И к концу сентября это количество более-менее подготовленных специалистов начало переходить в качество — мы вдруг стали способны к производительной, а не только ремонтной деятельности. Прежде всего это выразилось в значительном увеличении строительства жилья и помещений. Для увеличившегося населения мы строили бараки с кубриками на восемь квадратных метров — по восемь человек в каждом или семью, если кому повезло. Естественно, по современным мне меркам такое жилье было не бог весть чем, но на тот момент многие люди жили в гораздо худших условиях даже в мирное время, не говоря уж о военном, когда без наших усилий альтернативой была бы в лучшем случае землянка. А так, эти скворечники имели хоть и печное, но все-таки отопление — маленькие кирпичные или чугунные печки работали на торфе или дровах — этого добра было навалом и каждую неделю мы выпускали по торфодобывающему комбайну, чью конструкцию со значительными упрощениями слизали с комбайна, найденного на одном из предприятий. Для доставки торфа мы прокидывали узкоколейки к торфоразработкам и потом, если требовалось, перегружали на ширококолейные вагоны — для этого сделали опрокидыватели, чтобы уменьшить трудозатраты на перегрузку. Эту высокомеханизированную технологию добычи торфа мы ввели еще и потому, что торф стал основным источником углеводородного сырья для нефтехимии — из него мы гнали и топлива, и масла, и аммиак для производства азотной кислоты. Он же шел и на топливо для газовых печей — промышленных и металлургических — и на электростанции, и для двигателей машин и тракторов, переделанных на работу на генераторном газе — торф стал становым хребтом всей нашей энергетики.

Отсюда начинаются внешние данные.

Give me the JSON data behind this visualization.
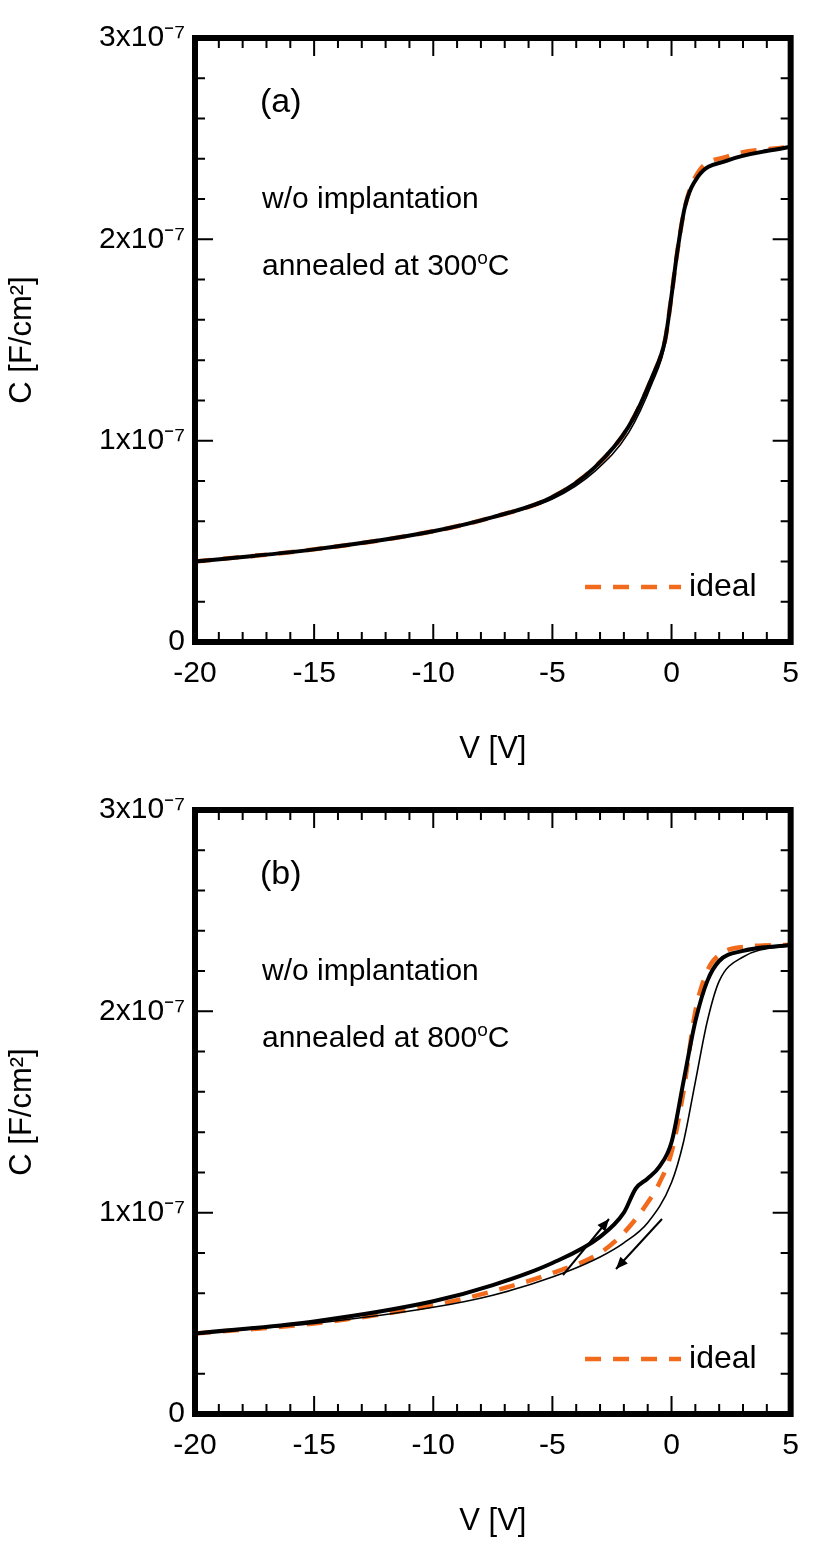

Так что, уже к концу сентября каждую неделю мы вводили в строй более десяти тысяч квадратных метров жилья. Пока темпы ввода не успевали за приростом населения, и обеспеченность жильем снижалась. Но и мы наращивали строительные мощности — ставили бетонные и кирпичные заводы, организовывали лесопилки с приводом от ДВС, плавили все больше стекла. А высокая стандартизация жилья, которую мы приняли за основу, позволила нам существенно механизировать изготовление дверей, оконных рам и окон, мебели, шкафов и полок — многочисленная оснастка позволяла быстро закрепить и обработать сырье без многочисленных примерок и доводок. Так как обеспеченность строительными материалами в разных местностях была различной, то, естественно, сами коробки бараков были также из разного материала — как традиционного — бревно, кирпич, так и нового для этого времени — я постепенно вводил панельное домостроение. Пока панели были на четверть стены, но и такие размеры позволяли за день построить барак на сто человек. И строительные бригады дружно утверждали, что это не предел. А отделочные бригады еще за день устанавливали косяки, окна, двери, устанавливали чугунные или складывали кирпичные печи — и очередная партия жильцов въезжала в новое жилье, где была не только крыша над головой, но и теплый общественный туалет, помывочные помещения и помещение для стирки. Естественно, вода шла в лучшем случае из артезианских скважин, а то и возили в бочках из ближайшего водоема, ее нагрев выполнялся в бойлерах, но все-равно, постоянное наличие горячей воды значительно снизило педикулез и простуды.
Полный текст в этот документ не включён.